A federal judge rejected a request by former Northwest Airlines Corp flight attendants to raise their compensation to that of Delta Air Lines Inc
While rejecting Delta's bid to dismiss the case, U.S. District Judge Patrick Schlitz in Minneapolis said the former Northwest flight attendants were unlikely to ultimately prevail on their claims for equal pay and benefits. He denied their request for a temporary order to align their compensation.
Robert Clayman, a lawyer for the former Northwest flight attendants, did not immediately return a call seeking comment. Delta spokeswoman Gina Laughlin said the carrier is pleased the court did not issue a preliminary injunction.
The lawsuit filed on March 2 accused Delta of withholding profit-sharing checks from more than 7,500 former Northwest flight attendants, giving them less than half the amount paid to their pre-merger Delta colleagues.
It followed a February 14 announcement by Delta Chief Executive Richard Anderson, who once held the same job at Northwest, of a $313 million profit-sharing award.
Before the carriers merged in October 2008, Northwest flight attendants were unionized, while Delta flight attendants were not and were paid more.
The plaintiffs, five Delta flight attendants who once worked at Northwest, said Delta paid them and their Northwest colleagues less because of their past union membership.
In his decision, Schlitz said the balance of harms weighed in favor of ruling now for Delta, even if the former Northwest flight attendants were ultimately to win.
If the court were to order Delta to grant pay raises and a larger profit-sharing distribution to plaintiffs, and Delta were later to prevail in this litigation, Delta would be unlikely to be able to recoup its losses, he wrote.
Moreover, the judge added, any attempt by Delta to recoup its losses would likely have a more destabilizing effect than would delaying any monetary recovery to which plaintiffs eventually prove themselves entitled.

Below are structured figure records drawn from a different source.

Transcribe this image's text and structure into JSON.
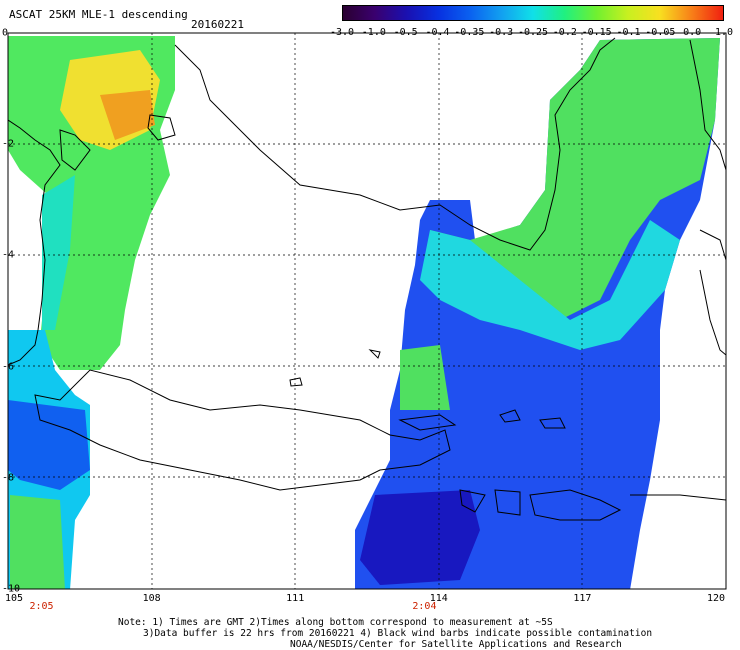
{
  "header": {
    "title": "ASCAT 25KM MLE-1 descending",
    "date": "20160221"
  },
  "colorbar": {
    "labels": [
      "-3.0",
      "-1.0",
      "-0.5",
      "-0.4",
      "-0.35",
      "-0.3",
      "-0.25",
      "-0.2",
      "-0.15",
      "-0.1",
      "-0.05",
      "0.0",
      "1.0"
    ],
    "colors": [
      "#2a0030",
      "#3a006e",
      "#1a10b0",
      "#0830e0",
      "#0a60f0",
      "#12a0f0",
      "#10e0e8",
      "#20f080",
      "#70f030",
      "#c8f020",
      "#f8e020",
      "#f88018",
      "#f02010"
    ]
  },
  "map": {
    "y_labels": [
      "0",
      "-2",
      "-4",
      "-6",
      "-8",
      "-10"
    ],
    "x_labels": [
      "105",
      "108",
      "111",
      "114",
      "117",
      "120"
    ],
    "pass_times": [
      {
        "text": "2:05",
        "lon": 105.7
      },
      {
        "text": "2:04",
        "lon": 113.7
      }
    ]
  },
  "notes": {
    "line1": "Note: 1) Times are GMT 2)Times along bottom correspond to measurement at ~5S",
    "line2": "3)Data buffer is 22 hrs from 20160221 4) Black wind barbs indicate possible contamination",
    "line3": "NOAA/NESDIS/Center for Satellite Applications and Research"
  }
}
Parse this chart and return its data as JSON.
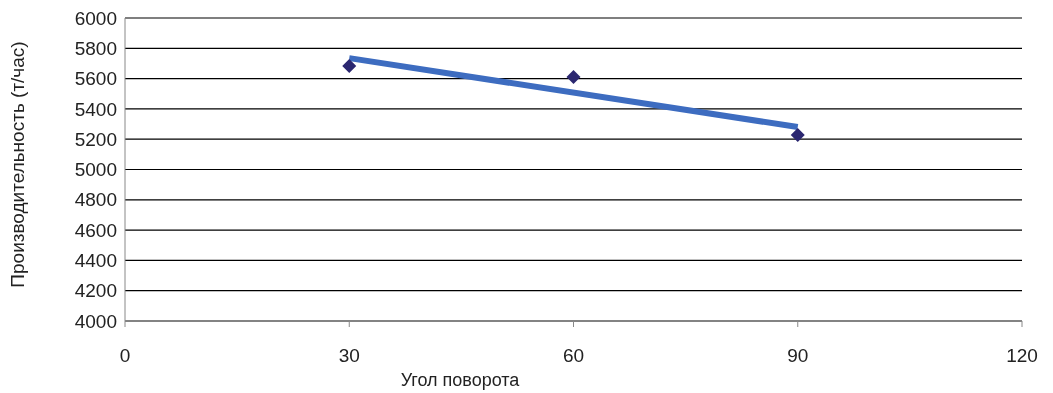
{
  "chart_data": {
    "type": "scatter",
    "xlabel": "Угол поворота",
    "ylabel": "Производительность (т/час)",
    "xlim": [
      0,
      120
    ],
    "xticks": [
      0,
      30,
      60,
      90,
      120
    ],
    "ylim": [
      4000,
      6000
    ],
    "yticks": [
      4000,
      4200,
      4400,
      4600,
      4800,
      5000,
      5200,
      5400,
      5600,
      5800,
      6000
    ],
    "grid": "y",
    "series": [
      {
        "type": "line",
        "color": "#3d6cc0",
        "x": [
          30,
          90
        ],
        "values": [
          5735,
          5280
        ],
        "marker": "none"
      },
      {
        "color": "#2b2770",
        "x": [
          30,
          60,
          90
        ],
        "values": [
          5683,
          5610,
          5228
        ],
        "marker": "diamond"
      }
    ]
  }
}
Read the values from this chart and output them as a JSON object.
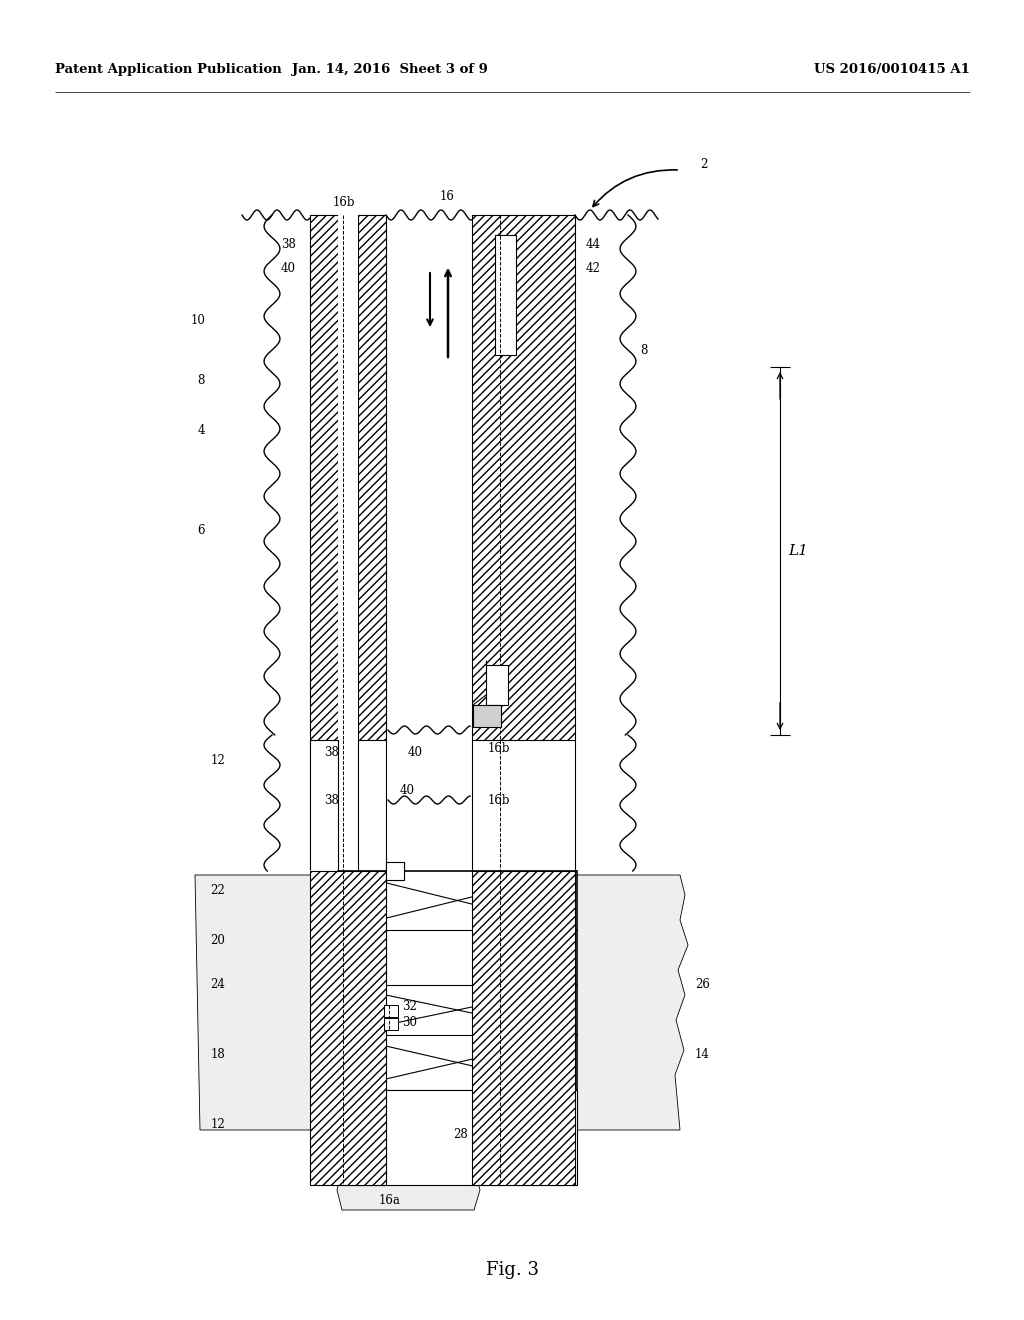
{
  "title_left": "Patent Application Publication",
  "title_center": "Jan. 14, 2016  Sheet 3 of 9",
  "title_right": "US 2016/0010415 A1",
  "fig_label": "Fig. 3",
  "bg_color": "#ffffff",
  "line_color": "#000000"
}
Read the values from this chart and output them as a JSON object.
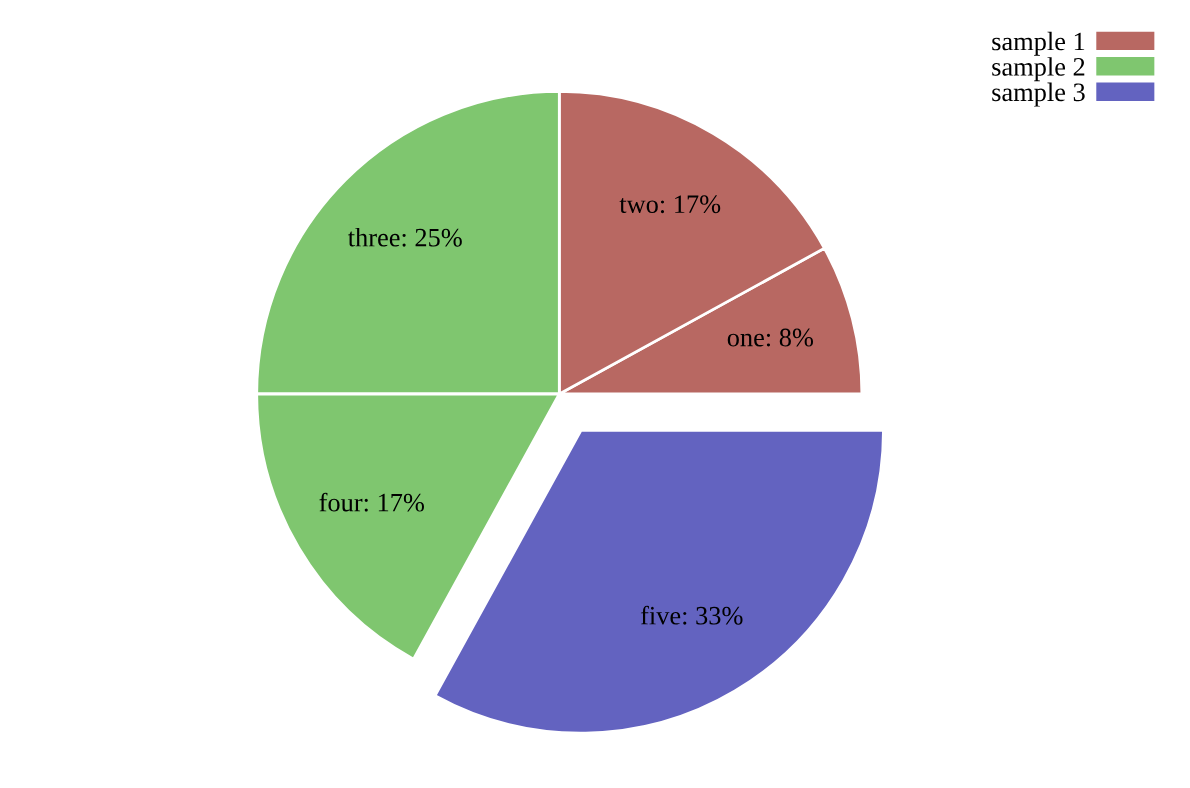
{
  "chart_data": {
    "type": "pie",
    "categories": [
      "one: 8%",
      "two: 17%",
      "three: 25%",
      "four: 17%",
      "five: 33%"
    ],
    "values": [
      8,
      17,
      25,
      17,
      33
    ],
    "colors": [
      "#b86862",
      "#b86862",
      "#7fc66f",
      "#7fc66f",
      "#6363c0"
    ],
    "annotations": [
      "sample 1",
      "sample 2",
      "sample 3"
    ]
  }
}
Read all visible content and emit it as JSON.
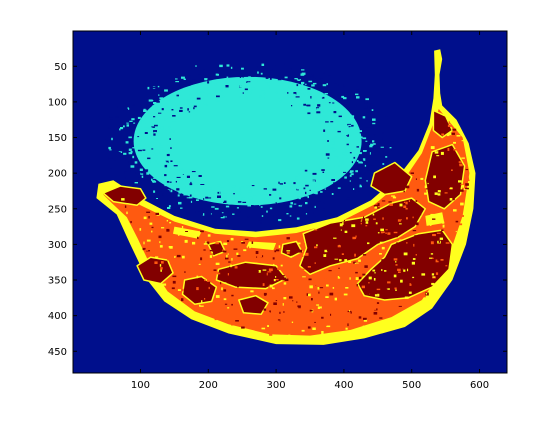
{
  "chart_data": {
    "type": "heatmap",
    "title": "",
    "xlabel": "",
    "ylabel": "",
    "xlim": [
      0.5,
      640.5
    ],
    "ylim": [
      0.5,
      480.5
    ],
    "y_direction": "reversed",
    "colormap": "jet",
    "num_clusters": 5,
    "x_ticks": [
      {
        "value": 100,
        "label": "100"
      },
      {
        "value": 200,
        "label": "200"
      },
      {
        "value": 300,
        "label": "300"
      },
      {
        "value": 400,
        "label": "400"
      },
      {
        "value": 500,
        "label": "500"
      },
      {
        "value": 600,
        "label": "600"
      }
    ],
    "y_ticks": [
      {
        "value": 50,
        "label": "50"
      },
      {
        "value": 100,
        "label": "100"
      },
      {
        "value": 150,
        "label": "150"
      },
      {
        "value": 200,
        "label": "200"
      },
      {
        "value": 250,
        "label": "250"
      },
      {
        "value": 300,
        "label": "300"
      },
      {
        "value": 350,
        "label": "350"
      },
      {
        "value": 400,
        "label": "400"
      },
      {
        "value": 450,
        "label": "450"
      }
    ],
    "colors": {
      "background_cluster": "#000f8c",
      "shadow_cluster": "#2fe8d7",
      "yellow_cluster": "#ffff1e",
      "orange_cluster": "#ff5a10",
      "dark_spots_cluster": "#820000",
      "frame": "#000000"
    },
    "regions": {
      "shadow_ellipse": {
        "cx": 258,
        "cy": 155,
        "rx": 205,
        "ry": 110
      },
      "banana_outer_outline": [
        [
          533,
          28
        ],
        [
          542,
          26
        ],
        [
          545,
          40
        ],
        [
          541,
          62
        ],
        [
          542,
          88
        ],
        [
          545,
          105
        ],
        [
          566,
          125
        ],
        [
          584,
          158
        ],
        [
          594,
          200
        ],
        [
          591,
          250
        ],
        [
          580,
          300
        ],
        [
          560,
          350
        ],
        [
          530,
          390
        ],
        [
          490,
          416
        ],
        [
          430,
          432
        ],
        [
          370,
          441
        ],
        [
          300,
          440
        ],
        [
          230,
          425
        ],
        [
          175,
          405
        ],
        [
          135,
          380
        ],
        [
          110,
          350
        ],
        [
          85,
          300
        ],
        [
          65,
          258
        ],
        [
          35,
          235
        ],
        [
          38,
          215
        ],
        [
          60,
          210
        ],
        [
          100,
          235
        ],
        [
          150,
          260
        ],
        [
          210,
          278
        ],
        [
          270,
          282
        ],
        [
          330,
          276
        ],
        [
          390,
          262
        ],
        [
          440,
          238
        ],
        [
          480,
          205
        ],
        [
          510,
          168
        ],
        [
          526,
          130
        ],
        [
          532,
          95
        ],
        [
          534,
          62
        ]
      ],
      "banana_inner_outline": [
        [
          540,
          110
        ],
        [
          575,
          150
        ],
        [
          585,
          200
        ],
        [
          575,
          260
        ],
        [
          550,
          330
        ],
        [
          515,
          378
        ],
        [
          470,
          402
        ],
        [
          410,
          420
        ],
        [
          350,
          428
        ],
        [
          290,
          426
        ],
        [
          230,
          412
        ],
        [
          180,
          394
        ],
        [
          140,
          366
        ],
        [
          115,
          330
        ],
        [
          96,
          292
        ],
        [
          80,
          262
        ],
        [
          60,
          244
        ],
        [
          45,
          230
        ],
        [
          60,
          222
        ],
        [
          100,
          245
        ],
        [
          150,
          268
        ],
        [
          210,
          285
        ],
        [
          270,
          290
        ],
        [
          330,
          284
        ],
        [
          395,
          268
        ],
        [
          445,
          244
        ],
        [
          488,
          210
        ],
        [
          515,
          172
        ],
        [
          530,
          135
        ]
      ],
      "dark_spots": [
        {
          "points": [
            [
              45,
              228
            ],
            [
              70,
              218
            ],
            [
              100,
              222
            ],
            [
              108,
              235
            ],
            [
              95,
              245
            ],
            [
              60,
              240
            ]
          ]
        },
        {
          "points": [
            [
              340,
              285
            ],
            [
              380,
              270
            ],
            [
              430,
              262
            ],
            [
              470,
              242
            ],
            [
              500,
              235
            ],
            [
              520,
              250
            ],
            [
              505,
              275
            ],
            [
              480,
              290
            ],
            [
              450,
              300
            ],
            [
              420,
              320
            ],
            [
              380,
              330
            ],
            [
              350,
              342
            ],
            [
              335,
              330
            ],
            [
              345,
              305
            ]
          ]
        },
        {
          "points": [
            [
              470,
              300
            ],
            [
              510,
              285
            ],
            [
              545,
              280
            ],
            [
              560,
              300
            ],
            [
              555,
              335
            ],
            [
              530,
              360
            ],
            [
              495,
              375
            ],
            [
              460,
              378
            ],
            [
              430,
              372
            ],
            [
              420,
              355
            ],
            [
              440,
              335
            ],
            [
              460,
              318
            ]
          ]
        },
        {
          "points": [
            [
              530,
              170
            ],
            [
              560,
              160
            ],
            [
              578,
              190
            ],
            [
              572,
              230
            ],
            [
              548,
              250
            ],
            [
              525,
              240
            ],
            [
              520,
              210
            ]
          ]
        },
        {
          "points": [
            [
              532,
              112
            ],
            [
              550,
              120
            ],
            [
              560,
              140
            ],
            [
              545,
              150
            ],
            [
              532,
              140
            ]
          ]
        },
        {
          "points": [
            [
              445,
              200
            ],
            [
              475,
              185
            ],
            [
              500,
              205
            ],
            [
              490,
              225
            ],
            [
              460,
              230
            ],
            [
              440,
              218
            ]
          ]
        },
        {
          "points": [
            [
              215,
              335
            ],
            [
              255,
              325
            ],
            [
              300,
              330
            ],
            [
              315,
              348
            ],
            [
              285,
              362
            ],
            [
              240,
              360
            ],
            [
              212,
              350
            ]
          ]
        },
        {
          "points": [
            [
              95,
              330
            ],
            [
              115,
              318
            ],
            [
              140,
              322
            ],
            [
              148,
              340
            ],
            [
              130,
              355
            ],
            [
              105,
              350
            ]
          ]
        },
        {
          "points": [
            [
              165,
              350
            ],
            [
              190,
              345
            ],
            [
              212,
              360
            ],
            [
              205,
              380
            ],
            [
              180,
              384
            ],
            [
              162,
              370
            ]
          ]
        },
        {
          "points": [
            [
              245,
              378
            ],
            [
              270,
              372
            ],
            [
              288,
              382
            ],
            [
              278,
              398
            ],
            [
              252,
              396
            ]
          ]
        },
        {
          "points": [
            [
              310,
              300
            ],
            [
              330,
              296
            ],
            [
              338,
              310
            ],
            [
              322,
              318
            ],
            [
              308,
              312
            ]
          ]
        },
        {
          "points": [
            [
              200,
              300
            ],
            [
              218,
              296
            ],
            [
              225,
              310
            ],
            [
              208,
              316
            ]
          ]
        }
      ],
      "yellow_patches": [
        {
          "points": [
            [
              150,
              275
            ],
            [
              190,
              282
            ],
            [
              185,
              292
            ],
            [
              148,
              285
            ]
          ]
        },
        {
          "points": [
            [
              260,
              296
            ],
            [
              300,
              298
            ],
            [
              296,
              308
            ],
            [
              256,
              304
            ]
          ]
        },
        {
          "points": [
            [
              390,
              290
            ],
            [
              420,
              282
            ],
            [
              425,
              295
            ],
            [
              395,
              302
            ]
          ]
        },
        {
          "points": [
            [
              520,
              260
            ],
            [
              545,
              255
            ],
            [
              548,
              270
            ],
            [
              522,
              274
            ]
          ]
        }
      ]
    },
    "noise": {
      "shadow_speckle_count": 900,
      "banana_speckle_count": 600,
      "seed": 7
    }
  }
}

Schlitz added that the former Northwest flight attendants' broader interest in protecting their right to unionize is being addressed by a federal mediation board.
The combined airline is based in Atlanta and is the second-largest U.S. carrier, after United Continental Holdings Inc
In late afternoon trading, Delta shares were down 41 cents, or 5.1 percent, to $7.59.
The case is McMahon et al v. Delta Air Lines Inc, U.S. District Court, District of Minnesota, No. 11-00521.